In the eyes of the Japanese, a small fan will be all the beauty of the world aggregated together, this half-moon shape of an opening and closing of the Japanese aesthetic is also embodied to the fullest. The shape of Mount Fuji, which is considered the symbol of Japan, also looks like an upside-down fan, and a Japanese poet once praised it with the poem "Jade fan hanging upside down in the sky of the East China Sea".
The fan not only reflects the ideology and aesthetics of the Japanese people, but also represents the original form of practical goods. As early as the end of the Heian period, fans were mass-produced in Kyoto. It was also the fan merchants who brought Japanese goods to the height of commercialism. Japanese fan merchants brought the folding fan's to China, where they were quickly accepted by the Chinese and spread them to Europe.

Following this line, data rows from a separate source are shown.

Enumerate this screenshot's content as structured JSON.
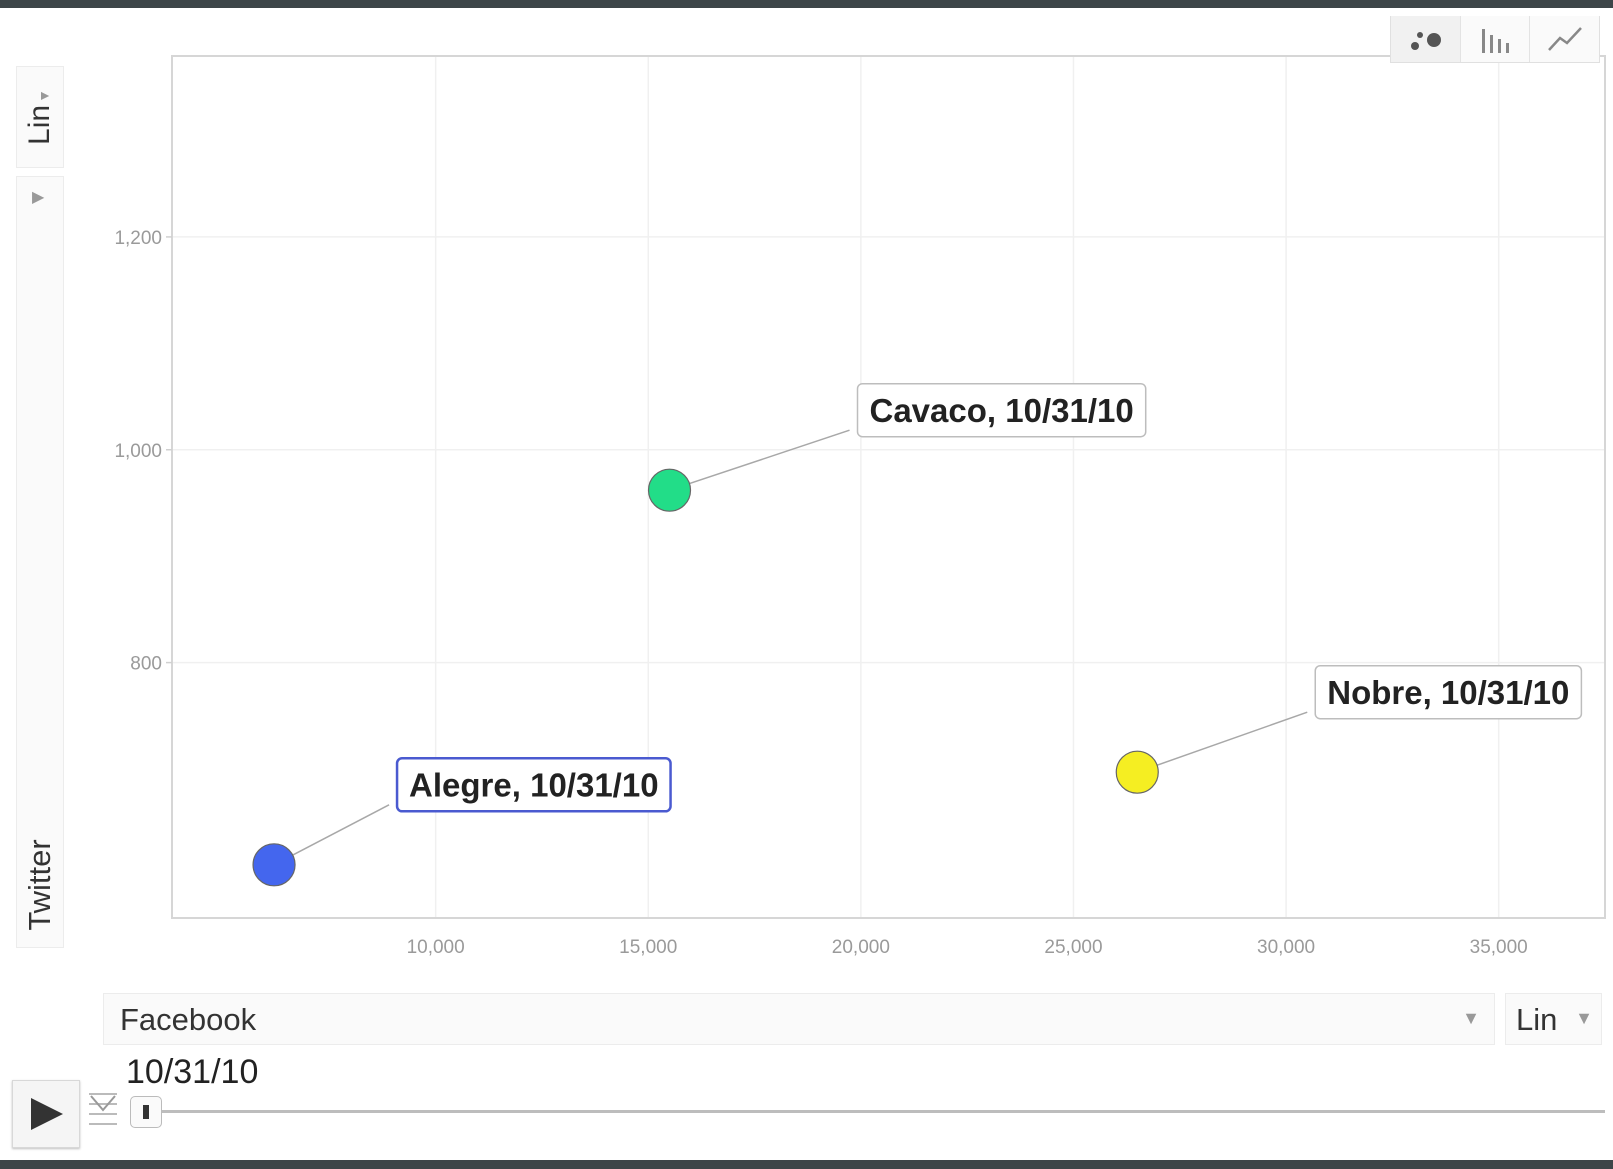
{
  "toolbar": {
    "chart_types": [
      {
        "name": "bubbles",
        "icon": "bubble-chart-icon"
      },
      {
        "name": "bars",
        "icon": "bar-chart-icon"
      },
      {
        "name": "lines",
        "icon": "line-chart-icon"
      }
    ]
  },
  "y_axis_controls": {
    "scale_label": "Lin",
    "metric_label": "Twitter"
  },
  "x_axis_controls": {
    "metric_label": "Facebook",
    "scale_label": "Lin"
  },
  "playback": {
    "date_label": "10/31/10"
  },
  "chart_data": {
    "type": "scatter",
    "xlabel": "Facebook",
    "ylabel": "Twitter",
    "xlim": [
      3800,
      37500
    ],
    "ylim": [
      560,
      1370
    ],
    "x_ticks": [
      10000,
      15000,
      20000,
      25000,
      30000,
      35000
    ],
    "x_tick_labels": [
      "10,000",
      "15,000",
      "20,000",
      "25,000",
      "30,000",
      "35,000"
    ],
    "y_ticks": [
      800,
      1000,
      1200
    ],
    "y_tick_labels": [
      "800",
      "1,000",
      "1,200"
    ],
    "grid": true,
    "series": [
      {
        "name": "Alegre",
        "label": "Alegre, 10/31/10",
        "x": 6200,
        "y": 610,
        "color": "#4466ee",
        "highlighted": true
      },
      {
        "name": "Cavaco",
        "label": "Cavaco, 10/31/10",
        "x": 15500,
        "y": 962,
        "color": "#22dd88",
        "highlighted": false
      },
      {
        "name": "Nobre",
        "label": "Nobre, 10/31/10",
        "x": 26500,
        "y": 697,
        "color": "#f5ee22",
        "highlighted": false
      }
    ]
  }
}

Japanese scholars believe that the etymology of the word "fan" in English is the pronunciation of the Japanese fan. In fact, there were fans in Europe long before the folding fan was introduced. The English word "fan" comes from the Latin word "fan," which originally meant a dustpan, a tool for separating grain from dust and other debris. After the invention of the Japanese folding fan, it quickly became a world product popular with people from all over the world because it was more portable than the doughnut fan, making people marvel at the shrewdness of the minds of the Japanese who made this little fan.
In fact, the transition from the fan to the folding fan is not only a reflection of pragmatism, but also a reflection of the Japanese people's love of aggregation, a typical representative of the culture of aggregation. The Japanese sense of aggregation has created a large number of things with Japanese characteristics, led by the fan. Japanese people think of aggregating anything they see, and even the partitions between rooms are folded, creating the world's most space-saving sliding doors. Japanese lanterns are also foldable and retractable, and when not in use, no matter how big they are, they can be folded up like a fan.

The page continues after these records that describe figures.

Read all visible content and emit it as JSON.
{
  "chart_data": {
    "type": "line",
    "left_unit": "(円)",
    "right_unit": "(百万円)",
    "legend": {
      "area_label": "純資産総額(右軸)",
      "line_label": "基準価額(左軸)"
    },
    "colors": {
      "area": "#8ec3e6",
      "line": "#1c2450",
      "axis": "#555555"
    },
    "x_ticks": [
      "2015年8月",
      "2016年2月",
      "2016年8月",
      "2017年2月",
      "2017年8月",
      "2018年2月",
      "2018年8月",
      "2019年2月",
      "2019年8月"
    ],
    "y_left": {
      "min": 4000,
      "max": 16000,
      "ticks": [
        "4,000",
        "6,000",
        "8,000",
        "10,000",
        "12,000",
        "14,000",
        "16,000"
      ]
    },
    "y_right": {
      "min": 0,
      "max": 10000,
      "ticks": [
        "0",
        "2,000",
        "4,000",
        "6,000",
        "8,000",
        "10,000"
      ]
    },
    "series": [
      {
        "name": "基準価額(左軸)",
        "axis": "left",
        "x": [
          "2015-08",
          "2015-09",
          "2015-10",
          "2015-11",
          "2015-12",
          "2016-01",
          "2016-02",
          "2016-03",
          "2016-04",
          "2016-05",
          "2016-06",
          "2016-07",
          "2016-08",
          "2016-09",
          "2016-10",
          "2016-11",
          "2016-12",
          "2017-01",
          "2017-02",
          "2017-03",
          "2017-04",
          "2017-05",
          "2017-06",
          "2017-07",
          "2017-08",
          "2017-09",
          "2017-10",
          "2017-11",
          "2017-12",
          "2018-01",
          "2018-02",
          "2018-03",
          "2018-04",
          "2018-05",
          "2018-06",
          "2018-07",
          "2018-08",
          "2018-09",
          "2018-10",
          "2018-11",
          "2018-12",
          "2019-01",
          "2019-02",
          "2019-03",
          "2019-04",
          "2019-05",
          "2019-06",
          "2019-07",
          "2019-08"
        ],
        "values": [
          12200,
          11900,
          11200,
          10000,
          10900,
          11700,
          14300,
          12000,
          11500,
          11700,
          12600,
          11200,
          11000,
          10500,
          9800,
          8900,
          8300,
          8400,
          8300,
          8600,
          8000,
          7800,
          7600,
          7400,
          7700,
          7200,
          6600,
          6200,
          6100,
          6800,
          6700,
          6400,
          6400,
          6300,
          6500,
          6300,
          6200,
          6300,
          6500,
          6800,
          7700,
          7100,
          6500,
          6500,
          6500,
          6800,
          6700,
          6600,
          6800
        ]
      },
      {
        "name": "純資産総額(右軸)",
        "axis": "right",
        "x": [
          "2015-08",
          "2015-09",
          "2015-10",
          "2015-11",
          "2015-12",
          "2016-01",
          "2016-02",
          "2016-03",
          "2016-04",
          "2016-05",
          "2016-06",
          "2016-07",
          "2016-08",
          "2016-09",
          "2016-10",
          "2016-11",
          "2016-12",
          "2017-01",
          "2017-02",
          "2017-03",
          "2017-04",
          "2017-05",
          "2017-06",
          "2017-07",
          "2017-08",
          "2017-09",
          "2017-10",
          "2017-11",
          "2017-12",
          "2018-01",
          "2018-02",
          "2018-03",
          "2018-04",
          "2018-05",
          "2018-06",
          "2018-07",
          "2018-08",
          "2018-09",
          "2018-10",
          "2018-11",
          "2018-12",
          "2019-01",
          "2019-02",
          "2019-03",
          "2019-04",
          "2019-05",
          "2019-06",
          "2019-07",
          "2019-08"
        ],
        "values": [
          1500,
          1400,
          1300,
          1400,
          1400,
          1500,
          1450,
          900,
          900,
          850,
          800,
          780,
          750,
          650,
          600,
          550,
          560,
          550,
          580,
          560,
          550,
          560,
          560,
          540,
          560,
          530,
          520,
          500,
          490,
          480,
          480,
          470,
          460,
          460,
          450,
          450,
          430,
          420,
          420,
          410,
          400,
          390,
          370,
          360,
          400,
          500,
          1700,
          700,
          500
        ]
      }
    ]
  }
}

The Japanese like to think with a sense of aggregation, and no matter how much the times have changed, this preference still exists and has made an outstanding contribution to the occupation of the market by Japanese goods. In addition to folding fans, Slade-style umbrellas, which were imported to Japan from Germany during the Taisho period, became the world's first folding umbrellas in 1950 after being folded by the Japanese. After that, Japan mass-produced it, exported it to other countries around the world, and captured the world market. in the 1980s, the Japanese further compressed it into a new type of three-section folding fan, the world's shortest and most portable, measuring only 18 centimeters. The umbrella, like the fan, eventually turned into a pocket.

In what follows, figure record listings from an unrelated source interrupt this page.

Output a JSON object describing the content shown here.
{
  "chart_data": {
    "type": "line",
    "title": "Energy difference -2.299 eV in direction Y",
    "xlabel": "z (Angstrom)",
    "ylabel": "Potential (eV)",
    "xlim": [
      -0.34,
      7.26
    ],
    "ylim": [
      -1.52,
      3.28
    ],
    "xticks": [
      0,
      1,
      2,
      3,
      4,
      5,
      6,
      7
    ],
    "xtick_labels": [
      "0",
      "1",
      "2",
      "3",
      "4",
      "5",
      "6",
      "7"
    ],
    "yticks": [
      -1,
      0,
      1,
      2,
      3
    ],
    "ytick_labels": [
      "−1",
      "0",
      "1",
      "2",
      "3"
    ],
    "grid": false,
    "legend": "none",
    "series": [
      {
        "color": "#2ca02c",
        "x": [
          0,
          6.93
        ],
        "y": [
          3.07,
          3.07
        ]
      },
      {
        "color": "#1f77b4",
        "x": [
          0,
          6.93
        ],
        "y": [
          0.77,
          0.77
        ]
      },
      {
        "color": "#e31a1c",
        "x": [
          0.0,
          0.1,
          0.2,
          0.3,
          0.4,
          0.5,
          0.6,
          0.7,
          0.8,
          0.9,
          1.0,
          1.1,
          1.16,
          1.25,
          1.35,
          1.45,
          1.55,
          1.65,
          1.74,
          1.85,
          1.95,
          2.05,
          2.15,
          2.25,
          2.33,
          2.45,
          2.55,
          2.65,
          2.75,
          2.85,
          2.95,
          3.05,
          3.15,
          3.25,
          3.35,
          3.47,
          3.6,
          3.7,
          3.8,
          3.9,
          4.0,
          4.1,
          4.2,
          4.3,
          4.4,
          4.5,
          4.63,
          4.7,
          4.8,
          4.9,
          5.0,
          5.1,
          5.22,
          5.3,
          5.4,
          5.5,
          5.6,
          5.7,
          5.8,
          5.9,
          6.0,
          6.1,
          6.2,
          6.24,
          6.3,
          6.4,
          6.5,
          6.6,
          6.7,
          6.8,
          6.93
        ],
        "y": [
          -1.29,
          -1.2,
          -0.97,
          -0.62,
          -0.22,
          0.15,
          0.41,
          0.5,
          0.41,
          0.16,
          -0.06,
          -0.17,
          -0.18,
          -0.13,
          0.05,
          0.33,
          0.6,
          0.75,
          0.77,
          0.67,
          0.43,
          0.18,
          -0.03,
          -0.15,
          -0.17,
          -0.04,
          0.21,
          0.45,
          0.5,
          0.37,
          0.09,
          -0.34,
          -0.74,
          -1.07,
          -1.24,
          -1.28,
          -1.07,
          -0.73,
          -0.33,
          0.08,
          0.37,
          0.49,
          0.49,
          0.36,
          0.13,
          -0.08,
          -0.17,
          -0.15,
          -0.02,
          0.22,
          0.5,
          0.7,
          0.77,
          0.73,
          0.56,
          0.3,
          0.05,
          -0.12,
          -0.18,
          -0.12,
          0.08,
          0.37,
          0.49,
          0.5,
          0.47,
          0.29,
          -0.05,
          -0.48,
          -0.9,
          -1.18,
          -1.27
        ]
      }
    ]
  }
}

After the war, the Japanese people will be polymerization of consciousness applied to the development of new, strange, special, the field of small commodities, transistors as the representative of Japan's "small" commodities to open up the world market. The Japanese had already developed the technology of miniaturization by the time they were able to fold the fan that came from China in the Heian period. In the pragmatic West, the Japanese fan also became a popular item. Japan's "small" goods to the world business community has brought a Japanese-style goods frenzy, Japan's home appliances, digital products with its exquisite, small, portable and other advantages of occupying half of the similar products.